Return a new field whose carrier has been phase-shifted by δϕ.

ApodizedField(field, a, b, window)

A wrapper that provides an wrapped version of field, apodized by window on the interval a .. b.
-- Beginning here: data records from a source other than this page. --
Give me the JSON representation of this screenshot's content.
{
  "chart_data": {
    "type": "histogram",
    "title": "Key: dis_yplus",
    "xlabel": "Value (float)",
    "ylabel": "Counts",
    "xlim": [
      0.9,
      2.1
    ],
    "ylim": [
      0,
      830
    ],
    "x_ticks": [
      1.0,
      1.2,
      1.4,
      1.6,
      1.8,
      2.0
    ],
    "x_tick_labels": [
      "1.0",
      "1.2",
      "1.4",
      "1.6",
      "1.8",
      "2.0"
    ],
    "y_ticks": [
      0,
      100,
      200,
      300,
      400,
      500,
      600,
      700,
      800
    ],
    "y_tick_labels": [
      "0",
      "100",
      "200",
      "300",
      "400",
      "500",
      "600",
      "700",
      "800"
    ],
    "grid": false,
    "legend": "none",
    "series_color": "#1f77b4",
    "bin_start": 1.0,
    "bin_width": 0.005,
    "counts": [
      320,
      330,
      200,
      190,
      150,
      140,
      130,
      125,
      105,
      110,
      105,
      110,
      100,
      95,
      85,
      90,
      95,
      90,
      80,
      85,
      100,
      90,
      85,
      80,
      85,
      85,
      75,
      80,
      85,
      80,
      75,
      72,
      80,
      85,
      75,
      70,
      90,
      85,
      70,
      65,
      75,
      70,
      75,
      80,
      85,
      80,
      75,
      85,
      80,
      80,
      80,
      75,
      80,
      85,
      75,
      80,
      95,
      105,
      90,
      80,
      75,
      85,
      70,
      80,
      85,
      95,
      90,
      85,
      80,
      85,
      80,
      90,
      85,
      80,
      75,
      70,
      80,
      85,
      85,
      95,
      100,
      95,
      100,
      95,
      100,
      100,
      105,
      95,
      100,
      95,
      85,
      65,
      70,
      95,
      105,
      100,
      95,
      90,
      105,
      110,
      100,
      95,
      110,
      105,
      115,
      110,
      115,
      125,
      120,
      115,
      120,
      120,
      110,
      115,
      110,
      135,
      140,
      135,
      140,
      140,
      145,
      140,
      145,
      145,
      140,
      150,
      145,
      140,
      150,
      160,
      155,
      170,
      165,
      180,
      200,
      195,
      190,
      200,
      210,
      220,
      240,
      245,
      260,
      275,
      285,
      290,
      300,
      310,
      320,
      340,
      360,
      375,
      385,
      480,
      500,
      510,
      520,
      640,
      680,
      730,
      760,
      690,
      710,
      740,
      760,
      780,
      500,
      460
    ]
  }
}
See AbstractWindow.

span(f::ApodizedField)

The span of f is given by the intersection of span(parent(f)) and the apodizing interval a .. b.

AbstractWindow

Base type of all apodizing windows.

Rect

Rectangular window:

\[W(x) = \begin{cases} 1, & |x| \le \frac{1}{2}, \\ 0, & \textrm{else}. \end{cases}\]

ElectricFields.Hann

Hann is a sum-of-cosines window, with the terms

\[W(x) = 0.5 + 0.5\cos(2 \pi x).\]

ElectricFields.Hamming

Hamming is a sum-of-cosines window, with the terms

\[W(x) = 0.5434782608695652 + 0.45652173913043476\cos(2 \pi x).\]

ElectricFields.Blackman

Blackman is a sum-of-cosines window, with the terms

\[W(x) = 0.42 + 0.5\cos(2 \pi x) + 0.08\cos(4 \pi x).\]
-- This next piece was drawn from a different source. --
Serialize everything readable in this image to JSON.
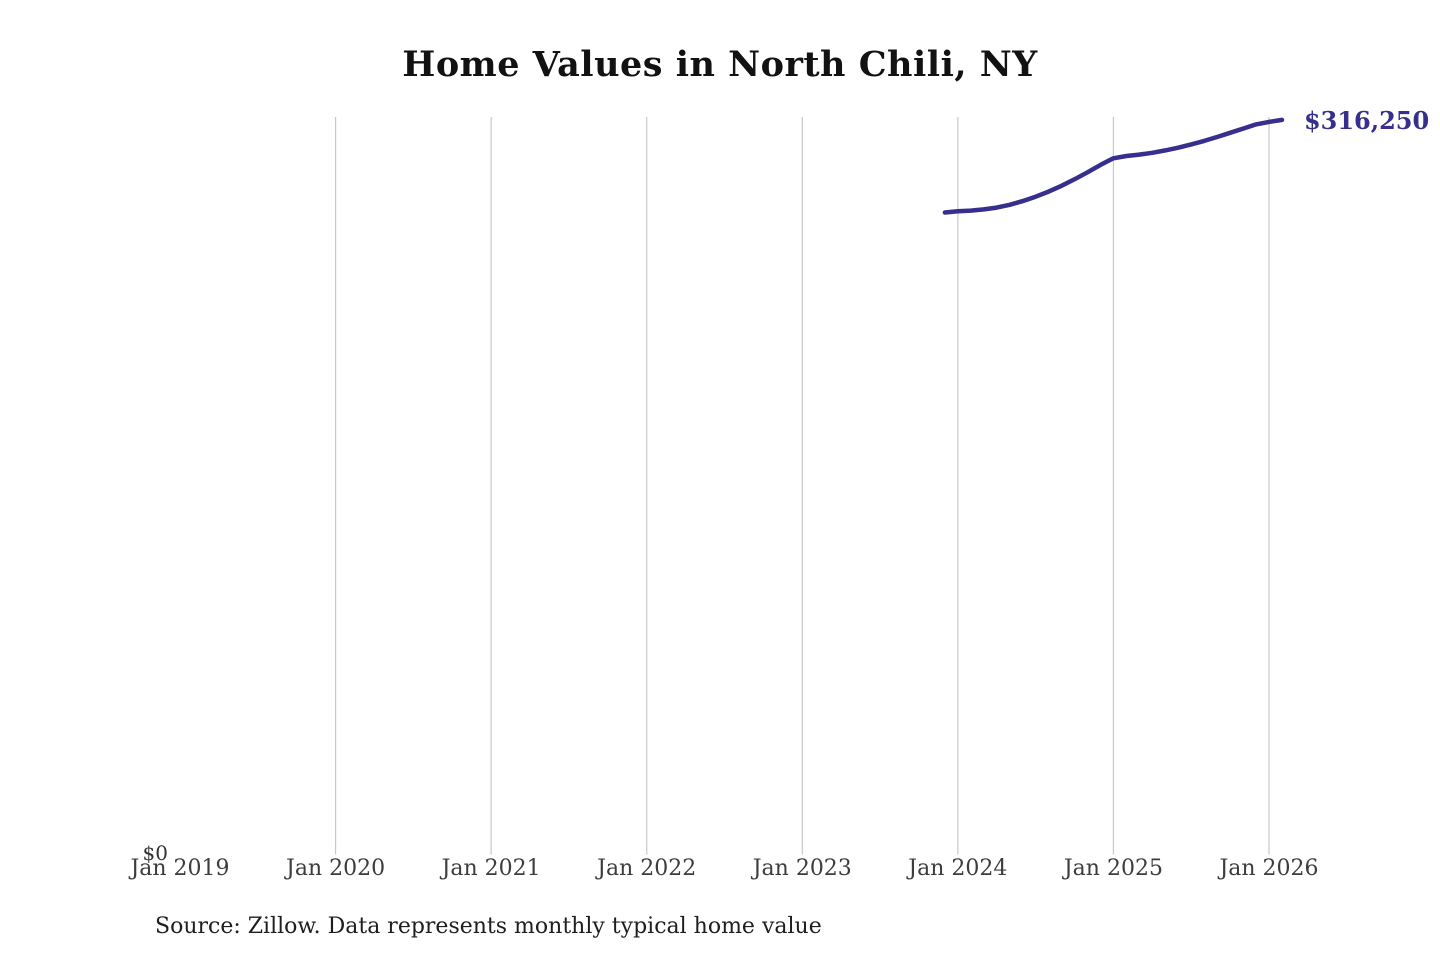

ElectricFields.BlackmanExact

Blackman exact is a sum-of-cosines window, with the terms

\[W(x) = 0.4265907136715391 + 0.4965606190885641\cos(2 \pi x) + 0.07684866723989682\cos(4 \pi x).\]

ElectricFields.Nuttall

Nuttall is a sum-of-cosines window, with the terms

\[W(x) = 0.355768 + 0.487396\cos(2 \pi x) + 0.144232\cos(4 \pi x) + 0.012604\cos(6 \pi x).\]

ElectricFields.BlackmanNuttall

Blackman–Nuttall is a sum-of-cosines window, with the terms

\[W(x) = 0.3635819 + 0.4891775\cos(2 \pi x) + 0.1365995\cos(4 \pi x) + 0.0106411\cos(6 \pi x).\]
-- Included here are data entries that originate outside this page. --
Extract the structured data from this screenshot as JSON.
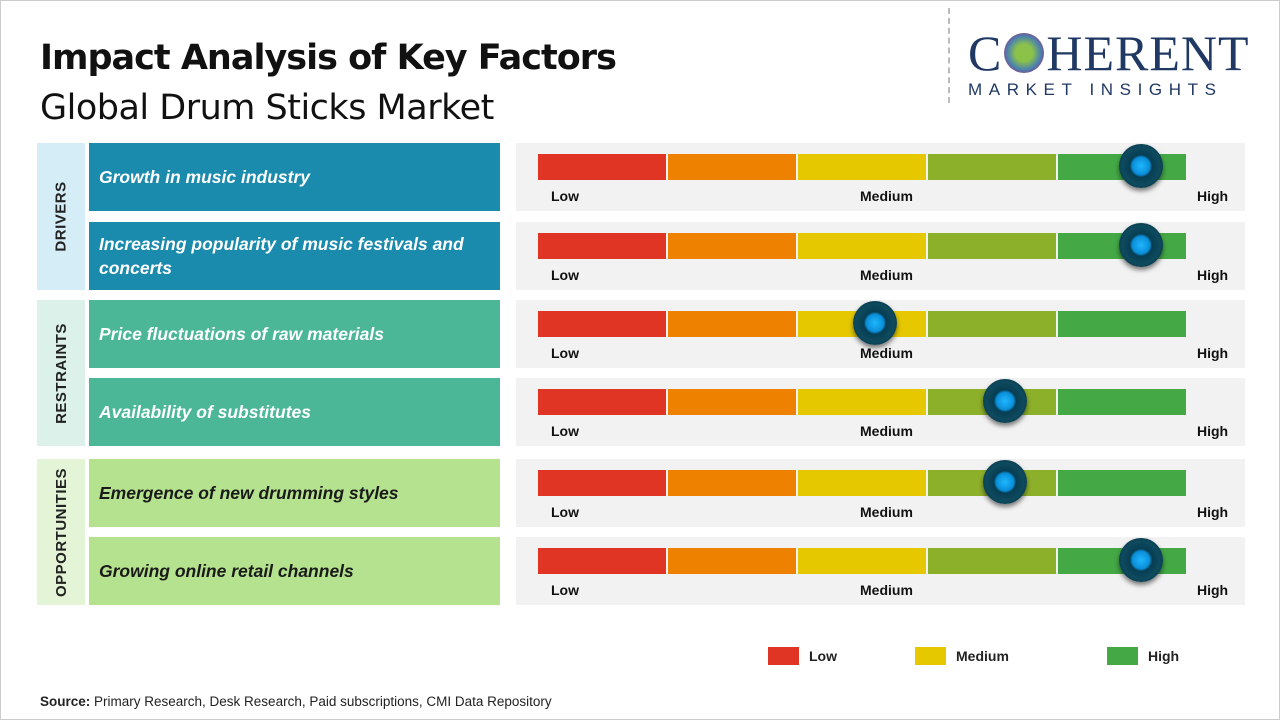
{
  "title": "Impact Analysis of Key Factors",
  "subtitle": "Global Drum Sticks Market",
  "logo": {
    "line1": "COHERENT",
    "line2": "MARKET INSIGHTS"
  },
  "colors": {
    "low": "#e03424",
    "low_mid": "#ee8100",
    "medium": "#e5c800",
    "mid_high": "#8db02a",
    "high": "#44a845",
    "drivers": "#1a8aad",
    "restraints": "#4bb797",
    "opportunities": "#b5e28e"
  },
  "chart_data": {
    "type": "gauge-scale",
    "scale_labels": {
      "low": "Low",
      "medium": "Medium",
      "high": "High"
    },
    "categories": [
      {
        "name": "DRIVERS",
        "factors": [
          {
            "label": "Growth in music industry",
            "impact": 0.93
          },
          {
            "label": "Increasing popularity of music festivals and concerts",
            "impact": 0.93
          }
        ]
      },
      {
        "name": "RESTRAINTS",
        "factors": [
          {
            "label": "Price fluctuations of raw materials",
            "impact": 0.52
          },
          {
            "label": "Availability of substitutes",
            "impact": 0.72
          }
        ]
      },
      {
        "name": "OPPORTUNITIES",
        "factors": [
          {
            "label": "Emergence of new drumming styles",
            "impact": 0.72
          },
          {
            "label": "Growing online retail channels",
            "impact": 0.93
          }
        ]
      }
    ],
    "legend": [
      {
        "label": "Low",
        "color": "#e03424"
      },
      {
        "label": "Medium",
        "color": "#e5c800"
      },
      {
        "label": "High",
        "color": "#44a845"
      }
    ]
  },
  "source": {
    "label": "Source:",
    "text": " Primary Research, Desk Research, Paid subscriptions, CMI Data Repository"
  }
}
ElectricFields.BlackmanHarris

Blackman–Harris is a sum-of-cosines window, with the terms

\[W(x) = 0.35875 + 0.48829\cos(2 \pi x) + 0.14128\cos(4 \pi x) + 0.01168\cos(6 \pi x).\]

Kaiser(α)

\[W(x) = \frac{I_0\left[\pi\alpha\sqrt{1 - (2x)^2}\right]}{I_0(\pi\alpha)},\]

where $I_0$ is the 0th order modified Bessel function of the first kind.